Comme en avril, manifestants et médias sont de retour à la Cité judiciaire ce lundi pour l’acte II du procès LuxLeaks. (Photo: Sven Becker / Archives)

Comme en avril, manifestants et médias sont de retour à la Cité judiciaire ce lundi pour l’acte II du procès LuxLeaks. (Photo: Sven Becker / Archives)

C’est très symboliquement à la Maison de l’Europe que les eurodéputés verts Claude Turmes, Sven Giegold, Pascal Durand et Benedek Javor ont lancé lundi un nouvel appel à une directive européenne protégeant les lanceurs d’alerte. «Les lanceurs d’alerte sont une protection essentielle pour l’intérêt général et je dirais même pour la démocratie», assène le Luxembourgeois Claude Turmes, «car la responsabilité et l’intégrité ne sont possibles que si les gens ne sont pas menacés par leur hiérarchie ou par la loi lorsqu’ils veulent porter des informations dont ils ont connaissance dans le domaine public».
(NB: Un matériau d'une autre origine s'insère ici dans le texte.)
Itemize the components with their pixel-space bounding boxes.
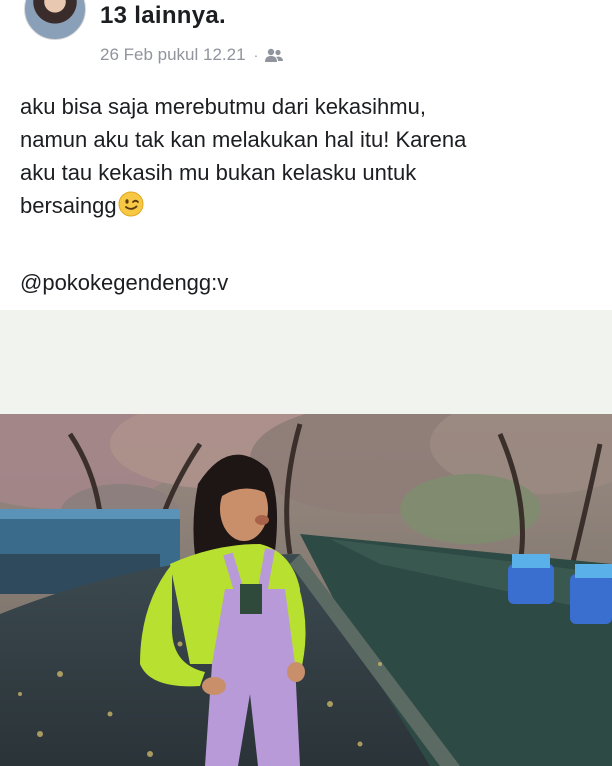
- post-text: aku bisa saja merebutmu dari kekasihmu, …: [20, 90, 590, 222]
- post-meta: 26 Feb pukul 12.21 ·: [100, 43, 284, 67]
- meta-separator: ·: [253, 47, 259, 63]
- post-card: 13 lainnya. 26 Feb pukul 12.21 · aku bis…: [0, 0, 612, 310]
- post-text-body: aku bisa saja merebutmu dari kekasihmu, …: [20, 94, 467, 218]
- friends-icon[interactable]: [264, 47, 284, 63]
- post-mention[interactable]: @pokokegendengg:v: [20, 266, 228, 299]
- avatar[interactable]: [24, 0, 86, 40]
- post-timestamp[interactable]: 26 Feb pukul 12.21: [100, 45, 246, 65]
- author-line[interactable]: 13 lainnya.: [100, 2, 226, 30]
- content-separator: [0, 310, 612, 414]
- post-photo[interactable]: [0, 414, 612, 766]
- winking-face-emoji: [118, 191, 144, 217]
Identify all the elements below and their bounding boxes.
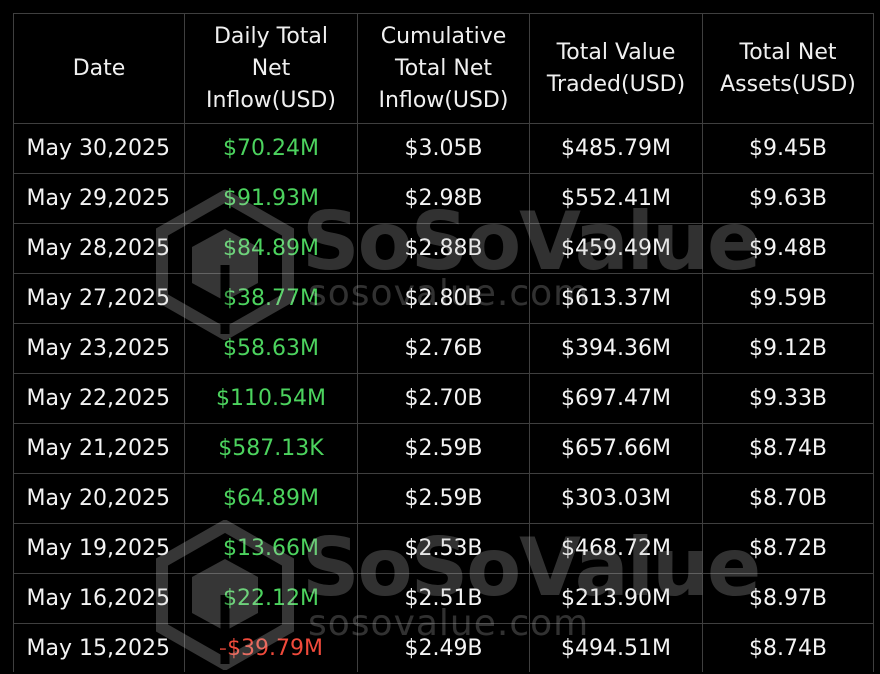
cell-total-net-assets: $8.74B [702, 623, 874, 672]
cell-total-net-assets: $9.33B [702, 373, 874, 424]
cell-total-net-assets: $8.72B [702, 523, 874, 574]
cell-daily-inflow: $587.13K [184, 423, 358, 474]
cell-total-value-traded: $468.72M [529, 523, 703, 574]
cell-total-net-assets: $9.12B [702, 323, 874, 374]
cell-daily-inflow: $58.63M [184, 323, 358, 374]
table-row: May 20,2025 $64.89M $2.59B $303.03M $8.7… [13, 473, 874, 524]
table-row: May 19,2025 $13.66M $2.53B $468.72M $8.7… [13, 523, 874, 574]
cell-cumulative-inflow: $2.70B [357, 373, 530, 424]
table-row: May 23,2025 $58.63M $2.76B $394.36M $9.1… [13, 323, 874, 374]
cell-total-net-assets: $8.70B [702, 473, 874, 524]
table-row: May 21,2025 $587.13K $2.59B $657.66M $8.… [13, 423, 874, 474]
cell-cumulative-inflow: $2.51B [357, 573, 530, 624]
cell-date: May 19,2025 [13, 523, 185, 574]
table-row: May 28,2025 $84.89M $2.88B $459.49M $9.4… [13, 223, 874, 274]
table-row: May 29,2025 $91.93M $2.98B $552.41M $9.6… [13, 173, 874, 224]
header-date: Date [13, 13, 185, 124]
table-row: May 15,2025 -$39.79M $2.49B $494.51M $8.… [13, 623, 874, 672]
cell-total-value-traded: $303.03M [529, 473, 703, 524]
cell-total-value-traded: $697.47M [529, 373, 703, 424]
cell-cumulative-inflow: $2.59B [357, 473, 530, 524]
cell-total-net-assets: $9.59B [702, 273, 874, 324]
cell-total-net-assets: $9.45B [702, 123, 874, 174]
cell-total-net-assets: $8.74B [702, 423, 874, 474]
cell-total-value-traded: $485.79M [529, 123, 703, 174]
cell-date: May 15,2025 [13, 623, 185, 672]
header-total-value-traded: Total Value Traded(USD) [529, 13, 703, 124]
table-row: May 22,2025 $110.54M $2.70B $697.47M $9.… [13, 373, 874, 424]
cell-daily-inflow: $38.77M [184, 273, 358, 324]
cell-daily-inflow: $84.89M [184, 223, 358, 274]
cell-total-net-assets: $9.63B [702, 173, 874, 224]
cell-daily-inflow: $110.54M [184, 373, 358, 424]
cell-date: May 16,2025 [13, 573, 185, 624]
cell-cumulative-inflow: $2.88B [357, 223, 530, 274]
etf-flow-table-container: Date Daily Total Net Inflow(USD) Cumulat… [13, 13, 874, 672]
cell-date: May 23,2025 [13, 323, 185, 374]
cell-date: May 22,2025 [13, 373, 185, 424]
table-row: May 27,2025 $38.77M $2.80B $613.37M $9.5… [13, 273, 874, 324]
cell-cumulative-inflow: $3.05B [357, 123, 530, 174]
table-row: May 30,2025 $70.24M $3.05B $485.79M $9.4… [13, 123, 874, 174]
cell-date: May 30,2025 [13, 123, 185, 174]
cell-date: May 28,2025 [13, 223, 185, 274]
cell-total-value-traded: $213.90M [529, 573, 703, 624]
cell-cumulative-inflow: $2.49B [357, 623, 530, 672]
cell-total-value-traded: $657.66M [529, 423, 703, 474]
cell-total-value-traded: $552.41M [529, 173, 703, 224]
cell-daily-inflow: $13.66M [184, 523, 358, 574]
table-row: May 16,2025 $22.12M $2.51B $213.90M $8.9… [13, 573, 874, 624]
cell-daily-inflow: $22.12M [184, 573, 358, 624]
cell-daily-inflow: $91.93M [184, 173, 358, 224]
header-total-net-assets: Total Net Assets(USD) [702, 13, 874, 124]
etf-flow-table: Date Daily Total Net Inflow(USD) Cumulat… [13, 13, 874, 672]
cell-cumulative-inflow: $2.53B [357, 523, 530, 574]
cell-total-value-traded: $613.37M [529, 273, 703, 324]
cell-daily-inflow: $70.24M [184, 123, 358, 174]
cell-cumulative-inflow: $2.59B [357, 423, 530, 474]
cell-cumulative-inflow: $2.98B [357, 173, 530, 224]
cell-total-net-assets: $9.48B [702, 223, 874, 274]
cell-cumulative-inflow: $2.76B [357, 323, 530, 374]
cell-cumulative-inflow: $2.80B [357, 273, 530, 324]
cell-total-value-traded: $494.51M [529, 623, 703, 672]
header-daily-total-net-inflow: Daily Total Net Inflow(USD) [184, 13, 358, 124]
cell-date: May 29,2025 [13, 173, 185, 224]
cell-total-net-assets: $8.97B [702, 573, 874, 624]
cell-total-value-traded: $459.49M [529, 223, 703, 274]
cell-date: May 27,2025 [13, 273, 185, 324]
cell-daily-inflow: -$39.79M [184, 623, 358, 672]
cell-date: May 21,2025 [13, 423, 185, 474]
table-header-row: Date Daily Total Net Inflow(USD) Cumulat… [13, 13, 874, 124]
header-cumulative-total-net-inflow: Cumulative Total Net Inflow(USD) [357, 13, 530, 124]
cell-total-value-traded: $394.36M [529, 323, 703, 374]
cell-daily-inflow: $64.89M [184, 473, 358, 524]
cell-date: May 20,2025 [13, 473, 185, 524]
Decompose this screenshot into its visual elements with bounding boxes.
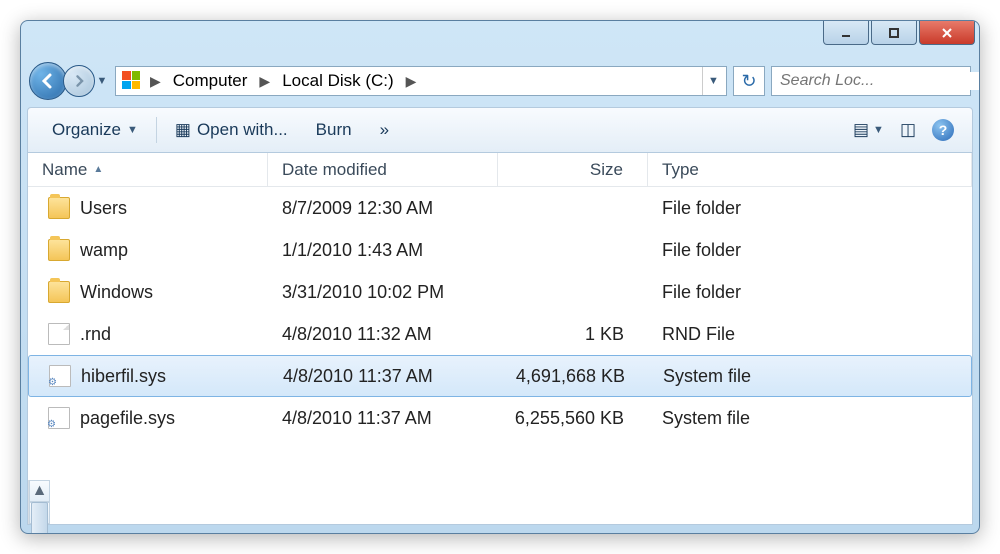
scroll-up-button[interactable]: ▲ xyxy=(29,480,50,502)
pane-icon: ◫ xyxy=(900,120,916,140)
file-list-area: Name ▲ Date modified Size Type Users 8/7/… xyxy=(27,153,973,525)
file-row[interactable]: pagefile.sys 4/8/2010 11:37 AM6,255,560 K… xyxy=(28,397,972,439)
search-box[interactable]: 🔍 xyxy=(771,66,971,96)
explorer-window: ▼ ▶ Computer ▶ Local Disk (C:) ▶ ▼ ↻ 🔍 O… xyxy=(20,20,980,534)
cell-type: System file xyxy=(648,408,972,429)
cell-name: wamp xyxy=(28,239,268,261)
file-name: Users xyxy=(80,198,127,219)
nav-history-dropdown[interactable]: ▼ xyxy=(95,71,109,91)
cell-type: System file xyxy=(649,366,971,387)
refresh-button[interactable]: ↻ xyxy=(733,66,765,96)
column-size-header[interactable]: Size xyxy=(498,153,648,186)
cell-name: pagefile.sys xyxy=(28,407,268,429)
cell-date: 4/8/2010 11:32 AM xyxy=(268,324,498,345)
column-size-label: Size xyxy=(590,160,623,180)
scroll-thumb[interactable] xyxy=(31,502,48,534)
cell-type: File folder xyxy=(648,240,972,261)
titlebar xyxy=(21,21,979,59)
file-row[interactable]: wamp 1/1/2010 1:43 AM File folder xyxy=(28,229,972,271)
file-icon xyxy=(48,323,70,345)
nav-row: ▼ ▶ Computer ▶ Local Disk (C:) ▶ ▼ ↻ 🔍 xyxy=(21,59,979,103)
view-icon: ▤ xyxy=(853,120,869,140)
toolbar-overflow[interactable]: » xyxy=(366,116,403,144)
cell-date: 4/8/2010 11:37 AM xyxy=(268,408,498,429)
separator xyxy=(156,117,157,143)
cell-size: 6,255,560 KB xyxy=(498,408,648,429)
cell-type: File folder xyxy=(648,282,972,303)
file-row[interactable]: .rnd 4/8/2010 11:32 AM1 KBRND File xyxy=(28,313,972,355)
column-name-header[interactable]: Name ▲ xyxy=(28,153,268,186)
file-name: .rnd xyxy=(80,324,111,345)
file-name: Windows xyxy=(80,282,153,303)
maximize-button[interactable] xyxy=(871,21,917,45)
folder-icon xyxy=(48,239,70,261)
file-name: wamp xyxy=(80,240,128,261)
column-date-header[interactable]: Date modified xyxy=(268,153,498,186)
column-name-label: Name xyxy=(42,160,87,180)
cell-name: hiberfil.sys xyxy=(29,365,269,387)
chevron-down-icon: ▼ xyxy=(708,75,719,87)
open-with-button[interactable]: ▦ Open with... xyxy=(161,116,302,144)
column-type-label: Type xyxy=(662,160,699,180)
folder-icon xyxy=(48,281,70,303)
file-row[interactable]: hiberfil.sys 4/8/2010 11:37 AM4,691,668 K… xyxy=(28,355,972,397)
cell-name: .rnd xyxy=(28,323,268,345)
cell-type: File folder xyxy=(648,198,972,219)
vertical-scrollbar[interactable]: ▲ ▼ xyxy=(28,480,50,524)
minimize-button[interactable] xyxy=(823,21,869,45)
file-row[interactable]: Windows 3/31/2010 10:02 PM File folder xyxy=(28,271,972,313)
chevron-down-icon: ▼ xyxy=(873,124,884,136)
cell-date: 3/31/2010 10:02 PM xyxy=(268,282,498,303)
toolbar: Organize ▼ ▦ Open with... Burn » ▤ ▼ ◫ ? xyxy=(27,107,973,153)
back-button[interactable] xyxy=(29,62,67,100)
breadcrumb-arrow-icon[interactable]: ▶ xyxy=(402,73,421,90)
breadcrumb-computer[interactable]: Computer xyxy=(165,69,256,93)
preview-pane-button[interactable]: ◫ xyxy=(892,116,924,144)
file-name: hiberfil.sys xyxy=(81,366,166,387)
cell-size: 1 KB xyxy=(498,324,648,345)
file-list-content: Name ▲ Date modified Size Type Users 8/7/… xyxy=(28,153,972,480)
overflow-icon: » xyxy=(380,120,389,140)
folder-icon xyxy=(48,197,70,219)
burn-button[interactable]: Burn xyxy=(302,116,366,144)
breadcrumb-arrow-icon[interactable]: ▶ xyxy=(255,73,274,90)
refresh-icon: ↻ xyxy=(741,71,756,92)
cell-name: Users xyxy=(28,197,268,219)
chevron-down-icon: ▼ xyxy=(127,124,138,136)
cell-name: Windows xyxy=(28,281,268,303)
search-input[interactable] xyxy=(780,72,980,90)
address-bar[interactable]: ▶ Computer ▶ Local Disk (C:) ▶ ▼ xyxy=(115,66,727,96)
system-file-icon xyxy=(48,407,70,429)
view-menu[interactable]: ▤ ▼ xyxy=(845,116,892,144)
help-button[interactable]: ? xyxy=(924,115,962,145)
forward-button[interactable] xyxy=(63,65,95,97)
sort-ascending-icon: ▲ xyxy=(93,164,103,175)
chevron-down-icon: ▼ xyxy=(97,75,108,87)
app-icon: ▦ xyxy=(175,120,191,140)
column-headers: Name ▲ Date modified Size Type xyxy=(28,153,972,187)
cell-date: 8/7/2009 12:30 AM xyxy=(268,198,498,219)
breadcrumb-arrow-icon[interactable]: ▶ xyxy=(146,73,165,90)
help-icon: ? xyxy=(932,119,954,141)
cell-size: 4,691,668 KB xyxy=(499,366,649,387)
open-with-label: Open with... xyxy=(197,120,288,140)
close-button[interactable] xyxy=(919,21,975,45)
burn-label: Burn xyxy=(316,120,352,140)
drive-icon xyxy=(122,71,142,91)
column-date-label: Date modified xyxy=(282,160,387,180)
column-type-header[interactable]: Type xyxy=(648,153,972,186)
nav-buttons: ▼ xyxy=(29,62,109,100)
cell-date: 4/8/2010 11:37 AM xyxy=(269,366,499,387)
breadcrumb-local-disk[interactable]: Local Disk (C:) xyxy=(274,69,401,93)
organize-menu[interactable]: Organize ▼ xyxy=(38,116,152,144)
cell-type: RND File xyxy=(648,324,972,345)
file-rows: Users 8/7/2009 12:30 AM File folder wamp 1/1… xyxy=(28,187,972,439)
cell-date: 1/1/2010 1:43 AM xyxy=(268,240,498,261)
organize-label: Organize xyxy=(52,120,121,140)
file-name: pagefile.sys xyxy=(80,408,175,429)
address-dropdown[interactable]: ▼ xyxy=(702,67,724,95)
system-file-icon xyxy=(49,365,71,387)
file-row[interactable]: Users 8/7/2009 12:30 AM File folder xyxy=(28,187,972,229)
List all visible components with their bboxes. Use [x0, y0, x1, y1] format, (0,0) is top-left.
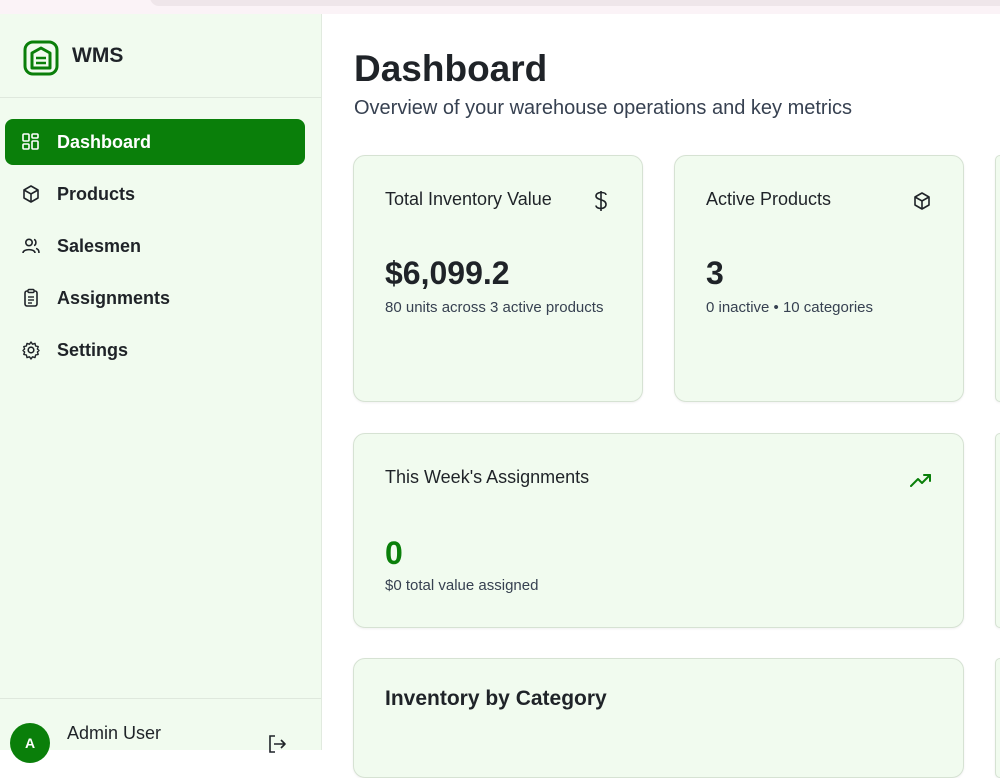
main-content: Dashboard Overview of your warehouse ope…	[322, 14, 1000, 778]
card-partial	[995, 155, 1000, 402]
card-subtext: $0 total value assigned	[385, 577, 539, 594]
card-partial	[995, 433, 1000, 628]
browser-address-bar	[150, 0, 1000, 6]
card-total-inventory-value: Total Inventory Value $6,099.2 80 units …	[353, 155, 643, 402]
package-icon	[911, 190, 933, 212]
sidebar-item-assignments[interactable]: Assignments	[5, 275, 305, 321]
card-value: 3	[706, 255, 724, 291]
card-partial	[995, 658, 1000, 778]
sidebar-item-label: Settings	[57, 339, 129, 360]
sidebar-item-salesmen[interactable]: Salesmen	[5, 223, 305, 269]
warehouse-icon	[23, 40, 59, 76]
sidebar: WMS Dashboard Products Salesmen Assignme…	[0, 14, 322, 763]
avatar[interactable]: A	[10, 723, 50, 763]
card-value: 0	[385, 535, 403, 571]
card-title: Total Inventory Value	[385, 189, 552, 209]
page-title: Dashboard	[354, 48, 548, 89]
card-subtext: 0 inactive • 10 categories	[706, 299, 874, 316]
users-icon	[21, 236, 41, 256]
section-title: Inventory by Category	[385, 687, 607, 710]
card-subtext: 80 units across 3 active products	[385, 299, 604, 316]
trending-up-icon	[910, 470, 932, 492]
brand-name: WMS	[72, 44, 124, 67]
sidebar-item-products[interactable]: Products	[5, 171, 305, 217]
card-inventory-by-category: Inventory by Category	[353, 658, 964, 778]
dashboard-grid-icon	[21, 132, 41, 152]
user-name: Admin User	[67, 723, 162, 743]
gear-icon	[21, 340, 41, 360]
package-icon	[21, 184, 41, 204]
clipboard-icon	[21, 288, 41, 308]
card-week-assignments: This Week's Assignments 0 $0 total value…	[353, 433, 964, 628]
card-active-products: Active Products 3 0 inactive • 10 catego…	[674, 155, 964, 402]
card-title: Active Products	[706, 189, 832, 209]
sidebar-item-label: Assignments	[57, 287, 171, 308]
sidebar-item-dashboard[interactable]: Dashboard	[5, 119, 305, 165]
card-value: $6,099.2	[385, 255, 510, 291]
sidebar-item-label: Salesmen	[57, 235, 142, 256]
sidebar-item-label: Products	[57, 183, 136, 204]
page-subtitle: Overview of your warehouse operations an…	[354, 97, 853, 119]
dollar-icon	[590, 190, 612, 212]
browser-top-strip	[0, 0, 1000, 14]
card-title: This Week's Assignments	[385, 467, 590, 487]
sidebar-item-settings[interactable]: Settings	[5, 327, 305, 373]
brand-header: WMS	[0, 14, 321, 98]
sidebar-item-label: Dashboard	[57, 131, 152, 152]
user-profile: A Admin User	[0, 698, 321, 763]
logout-icon[interactable]	[266, 733, 288, 755]
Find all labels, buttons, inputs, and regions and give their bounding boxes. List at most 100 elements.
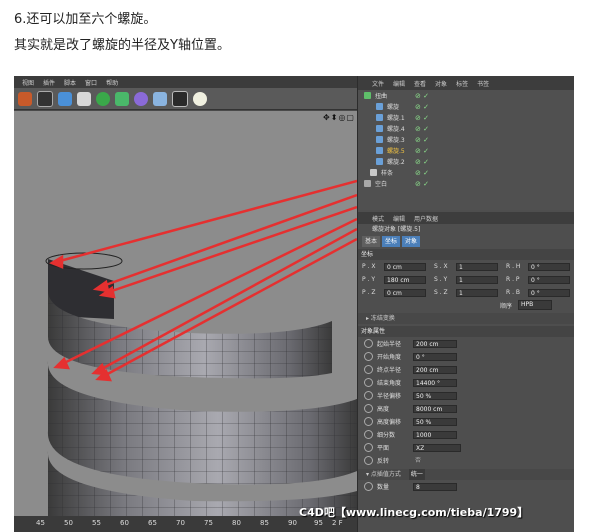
- prop-input[interactable]: 14400 °: [413, 378, 457, 387]
- spline-icon[interactable]: [77, 91, 91, 106]
- prop-row: 开始角度 0 °: [358, 350, 574, 363]
- menu-window[interactable]: 窗口: [85, 78, 97, 87]
- attr-menu-userdata[interactable]: 用户数据: [414, 214, 438, 223]
- deformer-icon[interactable]: [134, 91, 148, 106]
- prop-input[interactable]: 8: [413, 482, 457, 491]
- freeze-transform-group[interactable]: ▸ 冻结变换: [358, 313, 574, 324]
- attr-menu-edit[interactable]: 编辑: [393, 214, 405, 223]
- prop-label: 细分数: [377, 432, 396, 439]
- prop-input[interactable]: 50 %: [413, 391, 457, 400]
- prop-label: 半径偏移: [377, 393, 402, 400]
- tab-coord[interactable]: 坐标: [382, 236, 401, 247]
- visibility-flags[interactable]: ⊘ ✓: [415, 147, 429, 155]
- rotation-order-dropdown[interactable]: HPB: [518, 300, 553, 310]
- coord-label: R . B: [506, 289, 521, 296]
- coord-input[interactable]: 1: [456, 275, 498, 284]
- rotation-order-row: 顺序 HPB: [358, 299, 574, 311]
- coord-input[interactable]: 1: [456, 262, 498, 271]
- menu-help[interactable]: 帮助: [106, 78, 118, 87]
- prop-checkbox[interactable]: 否: [413, 457, 457, 465]
- menu-plugins[interactable]: 插件: [43, 78, 55, 87]
- object-section-header: 对象属性: [358, 326, 574, 337]
- om-menu-tags[interactable]: 标签: [456, 79, 468, 88]
- prop-input[interactable]: 200 cm: [413, 339, 457, 348]
- coord-label: P . Z: [362, 289, 376, 296]
- object-row[interactable]: 螺旋.3 ⊘ ✓: [358, 134, 574, 145]
- tab-object[interactable]: 对象: [402, 236, 421, 247]
- camera-icon[interactable]: [172, 90, 188, 107]
- coord-input[interactable]: 0 °: [528, 275, 570, 284]
- object-row-selected[interactable]: 螺旋.5 ⊘ ✓: [358, 145, 574, 156]
- om-menu-edit[interactable]: 编辑: [393, 79, 405, 88]
- visibility-flags[interactable]: ⊘ ✓: [415, 158, 429, 166]
- om-menu-bookmarks[interactable]: 书签: [477, 79, 489, 88]
- keyframe-dot-icon[interactable]: [364, 482, 373, 491]
- keyframe-dot-icon[interactable]: [364, 378, 373, 387]
- object-row[interactable]: 空白 ⊘ ✓: [358, 178, 574, 189]
- render-icon[interactable]: [18, 91, 32, 106]
- om-menu-objects[interactable]: 对象: [435, 79, 447, 88]
- visibility-flags[interactable]: ⊘ ✓: [415, 114, 429, 122]
- prop-dropdown[interactable]: XZ: [413, 443, 461, 452]
- helix-icon: [376, 125, 383, 132]
- floor-icon[interactable]: [153, 91, 167, 106]
- keyframe-dot-icon[interactable]: [364, 430, 373, 439]
- visibility-flags[interactable]: ⊘ ✓: [415, 136, 429, 144]
- coord-input[interactable]: 180 cm: [384, 275, 426, 284]
- visibility-flags[interactable]: ⊘ ✓: [415, 169, 429, 177]
- cube-icon[interactable]: [58, 91, 72, 106]
- timeline-tick: 55: [92, 519, 101, 527]
- prop-input[interactable]: 1000: [413, 430, 457, 439]
- prop-label: 平面: [377, 445, 390, 452]
- coord-input[interactable]: 0 °: [528, 262, 570, 271]
- tab-basic[interactable]: 基本: [362, 236, 381, 247]
- object-row[interactable]: 螺旋.1 ⊘ ✓: [358, 112, 574, 123]
- 3d-viewport[interactable]: ✥⬍◎▢: [14, 111, 357, 516]
- prop-input[interactable]: 8000 cm: [413, 404, 457, 413]
- caption-line-2: 其实就是改了螺旋的半径及Y轴位置。: [14, 38, 230, 53]
- c4d-screenshot: 视图 插件 脚本 窗口 帮助 ✥⬍◎▢ 45 50 55 60 65 70 75…: [14, 76, 574, 532]
- coord-input[interactable]: 0 cm: [384, 262, 426, 271]
- coord-input[interactable]: 0 cm: [384, 288, 426, 297]
- light-icon[interactable]: [193, 91, 207, 106]
- visibility-flags[interactable]: ⊘ ✓: [415, 92, 429, 100]
- visibility-flags[interactable]: ⊘ ✓: [415, 125, 429, 133]
- keyframe-dot-icon[interactable]: [364, 456, 373, 465]
- keyframe-dot-icon[interactable]: [364, 339, 373, 348]
- prop-input[interactable]: 200 cm: [413, 365, 457, 374]
- menu-script[interactable]: 脚本: [64, 78, 76, 87]
- attr-menu-mode[interactable]: 模式: [372, 214, 384, 223]
- keyframe-dot-icon[interactable]: [364, 443, 373, 452]
- prop-input[interactable]: 50 %: [413, 417, 457, 426]
- keyframe-dot-icon[interactable]: [364, 365, 373, 374]
- visibility-flags[interactable]: ⊘ ✓: [415, 180, 429, 188]
- interpolation-dropdown[interactable]: 统一: [408, 469, 425, 480]
- helix-icon: [376, 136, 383, 143]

La loi luxembourgeoise de 2011 – l’une des premières en Europe – s’avérant insuffisante, c’est une directive ayant force de droit dans tous les pays européens que réclament les Verts. «Je veux que ce procès soit le dernier contre des lanceurs d’alerte en Europe», poursuit Claude Turmes.

Son collègue français, Pascal Durand, interprète également le jugement de première instance contre Antoine Deltour et Raphaël Halet comme l’expression de cette carence. «Le jugement relève qu’ils ont agi dans la défense de l’intérêt général européen, mais qu’ils ne sont pas protégés – cela veut dire qu’il y a une faille dans le droit, et qu’à travers les lignes le tribunal regrette de condamner» les prévenus. Leur procès demeure une étape importante dans la définition de cette législation. «Mais je regrette que deux personnes risquent la prison parce que c’est cynique, injuste sur le plan moral et éthique.»

Surtout que les LuxLeaks ont effectivement provoqué une réaction forte au niveau européen. L’enchaînement des révélations «crée une pression immense sur la Commission pour qu’elle avance avec des propositions fortes» en matière de transparence fiscale, souligne Sven Giegold. «Mais maintenant nous sommes coincés dans la boue des États», avance-t-il.

Ainsi, le reporting public pays par pays pour les multinationales rencontre déjà des obstacles juridiques à Bruxelles, le service juridique du Conseil considérant qu’il retourne de la fiscalité et non de la compétitivité et requiert alors l’unanimité au lieu de la majorité des votes autour de la table. Une résistance pilotée par les ministres des Finances de plusieurs pays lors d’un «petit-déjeuner secret avant le dernier conseil Écofin», assure Sven Giegold.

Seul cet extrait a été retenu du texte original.